I have worked in many organisations over the years, and have experienced how they have provided IT services and dealt with the subject of security – basically as many different ways to do it as there are grains of sand on a beach. One thing though is that most are on the same beach – they have as a rule run their IT services to the benefit of themselves, which includes minimising their costs and not maximising their customers (the users) business benefits. They generally do not recognise the need of many knowledge workers to do a better job using IT to improve greatly the company’s situation. They have to provide the quickest and cheapest solution to get the user off their back and meet usually a very stupid SLA that focuses on time and cost. They are setup to deal with everyone (except the very highest people in the company) as low end grunts who are not to be trusted, particular with regard to to the companies information (even though it leaves every night to go home to live their life – i.e. in the users brain) and also with regard to working every second of the day (hey there are other ways to bunk off than play Minesweeper or look at Facebook you know, and you are not tracking those).

Indeed, I have been that Head of IT Services who had done just those things but now I see the error of my ways. An employee (particularly the knowledge worker) needs to be trusted, but they also need to be managed in everything they do in that trust circle. Do not use IT to block your workers, give them what the need and closely and suitably manage them to make them as effective as you need them to be. You will find out if they are not working that way rather than rely on petty monitoring, and then you can remove the need for their services. You do not limit most things they can do with IT equipment, because that results in them creating poor security situations most of the time to get around those limits to do a better job. Give them the rope to lift the weights with the knowledge that some will hang themselves with the rope :-)

This leaves however the problem of how to deal with providing IT equipment and then IT services in an effective way to create this new working environment. I work in a small organisation, that relies on dynamic use of IT equipment and services. I have excellent opportunities to get things done with the best IT from whatever source, whilst staying secure. I have not had the clamp applied so that I cannot connect to public WiFi, or even WiFi at all. I am a better worker because of it, and I am secure because of what I know. But what about how you do this in a more structured way for those who are not as skilled?

This is where Microsoft and BP are leading the way in an interesting approach as detailed in this CNET blog post, which I heard about from the podcast Buzz Out Loud. The novel idea is give the user the best of both worlds – give them money to buy a laptop that they are responsible for and have personal use of, which has basic specifications for OS, performance and desktop security. They then use this as their terminal to the world of work and play – that terminal giving them access to Desktop Virtualisation services for the main secured Corporate services, combined with Citrix solutions for other applications and the basic workgroup services (email, calendar, file services etc) provided through the basic services on the machine, supplemented with additional applications provided to them by basic IT.

A novel idea that I believe is necessary as we move forward into a world where we even now all have personal phones (with dual SIM holders and second lines) that we also use for work, and I see computers going exactly the same way. In fact, an interesting quote in the article is about providing computers as a retention tool…

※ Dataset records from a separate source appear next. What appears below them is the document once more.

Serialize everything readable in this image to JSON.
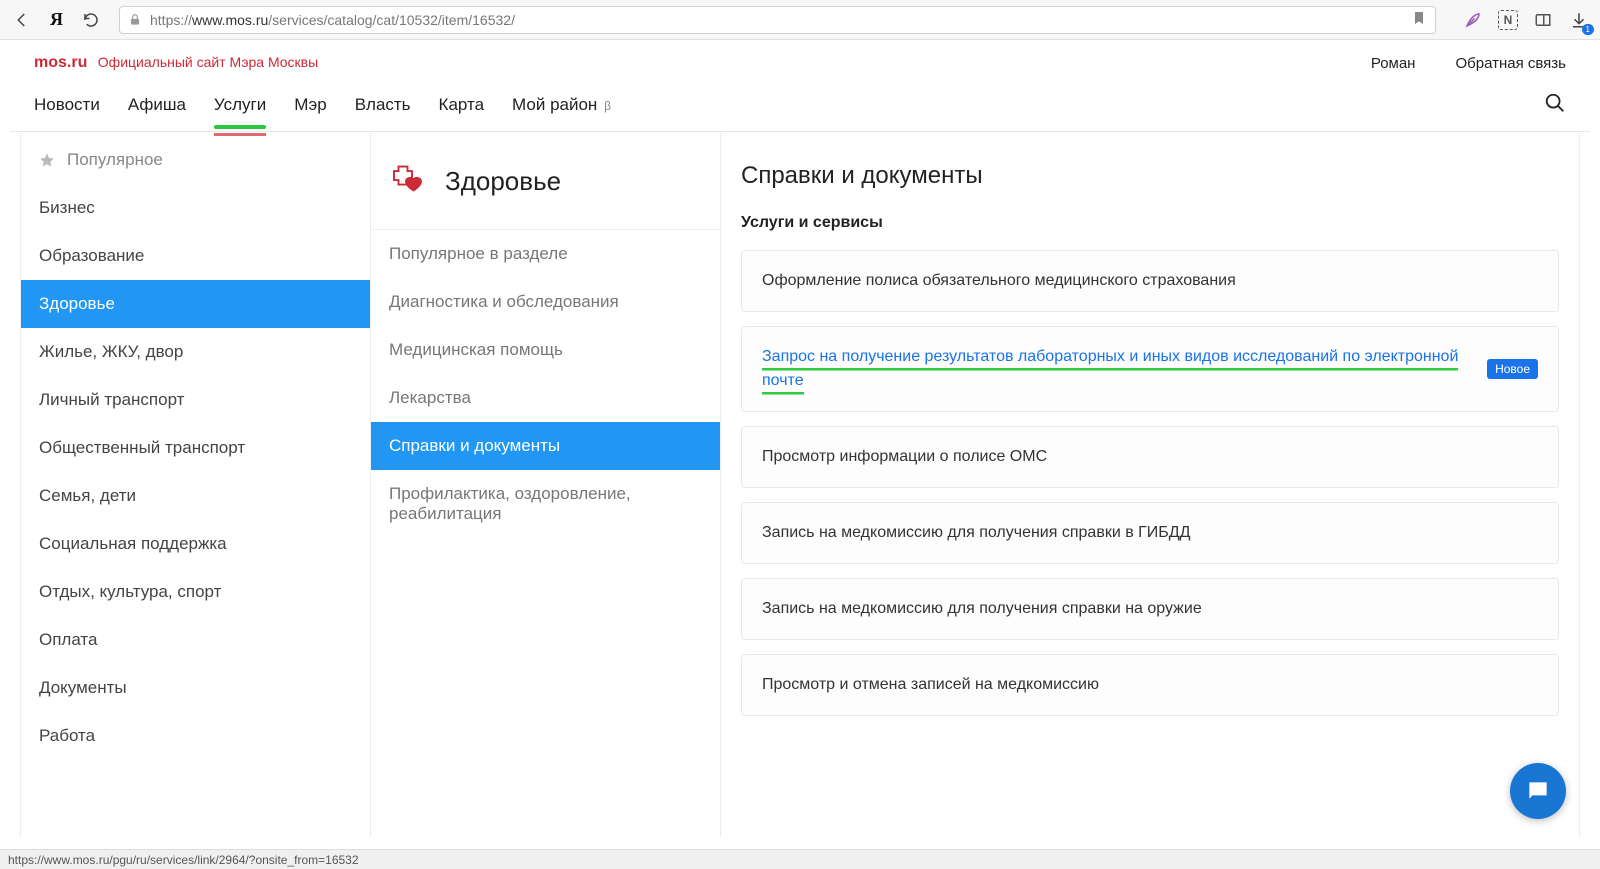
{
  "browser": {
    "url_prefix": "https://",
    "url_host": "www.mos.ru",
    "url_path": "/services/catalog/cat/10532/item/16532/",
    "status_url": "https://www.mos.ru/pgu/ru/services/link/2964/?onsite_from=16532",
    "download_badge": "1"
  },
  "header": {
    "logo_main": "mos.ru",
    "logo_sub": "Официальный сайт Мэра Москвы",
    "user_name": "Роман",
    "feedback": "Обратная связь"
  },
  "nav": {
    "items": [
      {
        "label": "Новости"
      },
      {
        "label": "Афиша"
      },
      {
        "label": "Услуги"
      },
      {
        "label": "Мэр"
      },
      {
        "label": "Власть"
      },
      {
        "label": "Карта"
      },
      {
        "label": "Мой район"
      }
    ],
    "beta": "β"
  },
  "sidebar": {
    "items": [
      "Популярное",
      "Бизнес",
      "Образование",
      "Здоровье",
      "Жилье, ЖКУ, двор",
      "Личный транспорт",
      "Общественный транспорт",
      "Семья, дети",
      "Социальная поддержка",
      "Отдых, культура, спорт",
      "Оплата",
      "Документы",
      "Работа"
    ]
  },
  "subnav": {
    "title": "Здоровье",
    "items": [
      "Популярное в разделе",
      "Диагностика и обследования",
      "Медицинская помощь",
      "Лекарства",
      "Справки и документы",
      "Профилактика, оздоровление, реабилитация"
    ]
  },
  "main": {
    "title": "Справки и документы",
    "subtitle": "Услуги и сервисы",
    "new_label": "Новое",
    "services": [
      {
        "text": "Оформление полиса обязательного медицинского страхования"
      },
      {
        "text": "Запрос на получение результатов лабораторных и иных видов исследований по электронной почте",
        "highlight": true,
        "is_new": true
      },
      {
        "text": "Просмотр информации о полисе ОМС"
      },
      {
        "text": "Запись на медкомиссию для получения справки в ГИБДД"
      },
      {
        "text": "Запись на медкомиссию для получения справки на оружие"
      },
      {
        "text": "Просмотр и отмена записей на медкомиссию"
      }
    ]
  }
}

“For the company, such personally owned laptops can save on support costs and serve as a retention tools for Generation Y-ers, said Lee Nicholls, global solutions director for IT consultant Getronics.”

However this is not a one solution fits all. There is still a need for the limited purpose and tightly controlled workstations for many tasks, but then those are the ones that benefit from that very controlled application usage such as with front desk employees and call centre representatives for example.